The way the new boards would be configured was also changed, with the board members representing the new district’s geography, with one other member they select, picking new members to fill the board.

The boundaries — which have been hotly contested — were called into question by Hurst.

In the two new school districts, Silver Creek dips into Borden’s territory. The board voted 3-2 on the move, with those voting in favor explaining that families in that area send their children to Silver Creek. Hurst argued that properties outside of those boundaries were used to calculate the new net assessed valuation for each district.
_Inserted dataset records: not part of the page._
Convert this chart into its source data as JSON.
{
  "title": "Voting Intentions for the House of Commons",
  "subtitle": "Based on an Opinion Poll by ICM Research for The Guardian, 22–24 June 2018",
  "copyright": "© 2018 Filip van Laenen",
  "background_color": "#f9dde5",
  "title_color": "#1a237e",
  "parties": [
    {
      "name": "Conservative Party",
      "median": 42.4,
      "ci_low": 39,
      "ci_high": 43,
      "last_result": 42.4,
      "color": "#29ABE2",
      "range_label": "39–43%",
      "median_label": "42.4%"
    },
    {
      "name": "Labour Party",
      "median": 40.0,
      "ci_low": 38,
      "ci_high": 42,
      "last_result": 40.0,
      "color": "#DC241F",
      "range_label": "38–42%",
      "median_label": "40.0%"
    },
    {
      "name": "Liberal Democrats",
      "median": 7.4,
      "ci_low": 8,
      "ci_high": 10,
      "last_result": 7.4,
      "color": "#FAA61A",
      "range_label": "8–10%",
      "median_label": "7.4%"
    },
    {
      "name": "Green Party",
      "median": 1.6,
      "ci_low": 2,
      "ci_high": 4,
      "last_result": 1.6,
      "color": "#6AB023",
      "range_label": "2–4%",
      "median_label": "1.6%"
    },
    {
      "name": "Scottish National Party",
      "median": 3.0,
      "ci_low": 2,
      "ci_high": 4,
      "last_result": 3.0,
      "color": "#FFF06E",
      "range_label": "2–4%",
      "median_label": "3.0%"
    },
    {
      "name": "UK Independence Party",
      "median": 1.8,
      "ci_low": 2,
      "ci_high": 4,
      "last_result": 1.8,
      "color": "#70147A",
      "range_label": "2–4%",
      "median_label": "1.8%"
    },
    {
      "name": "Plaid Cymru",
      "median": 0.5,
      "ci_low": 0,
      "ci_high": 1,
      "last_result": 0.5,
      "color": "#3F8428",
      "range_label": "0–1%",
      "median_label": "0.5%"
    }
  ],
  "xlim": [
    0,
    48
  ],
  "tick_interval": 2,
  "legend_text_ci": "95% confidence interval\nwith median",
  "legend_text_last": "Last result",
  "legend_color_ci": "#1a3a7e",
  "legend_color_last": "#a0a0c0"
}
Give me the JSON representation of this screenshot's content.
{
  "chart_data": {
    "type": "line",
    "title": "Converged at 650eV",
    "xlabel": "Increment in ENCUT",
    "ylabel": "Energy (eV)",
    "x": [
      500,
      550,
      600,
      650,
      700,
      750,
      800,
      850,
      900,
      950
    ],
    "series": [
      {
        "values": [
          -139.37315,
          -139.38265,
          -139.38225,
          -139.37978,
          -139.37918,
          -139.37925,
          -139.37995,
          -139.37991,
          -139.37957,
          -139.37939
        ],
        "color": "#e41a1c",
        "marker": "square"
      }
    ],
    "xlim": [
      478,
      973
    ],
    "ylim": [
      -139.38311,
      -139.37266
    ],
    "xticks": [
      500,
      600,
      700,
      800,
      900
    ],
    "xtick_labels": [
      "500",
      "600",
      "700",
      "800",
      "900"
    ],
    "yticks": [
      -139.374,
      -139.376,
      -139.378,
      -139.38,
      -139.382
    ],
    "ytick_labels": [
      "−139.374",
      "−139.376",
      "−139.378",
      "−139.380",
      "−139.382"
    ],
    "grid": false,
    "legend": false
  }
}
He went through a list of parcels used by bond council Damian Maggos and pinpointed properties improperly included. 

Though the map showing the new boundaries has not changed, the net assessed valuation for each new district (which is determined by those boundaries) has.

In the original plan, the Silver Creek Corporation would walk away with 56.46 percent of the assessed valuation, or just under $725.5 million, and the Borden/Henryville Corporation with 43.54 percent, just over $559.5 million. The revised plans shows Silver Creek Corp. with 56.01 percent of the net assessed valuation, or under $719 million, and Borden/Henryville Corporation with just over $565 million.

According to board president Doug Coffman, the plan has been submitted but before it makes it to the Indiana State Board of Education, it has to pass through the Indiana Attorney General’s office. On Monday, he wasn’t sure which stage of the process it was in but confirmed it is working its way through the system.

“For all practical purposes has been submitted onward,” he said.

Coffman said the district’s attorney handling the matter, Jonathan Mayes, estimated it will be on a board agenda for a vote in about 60 to 90 days.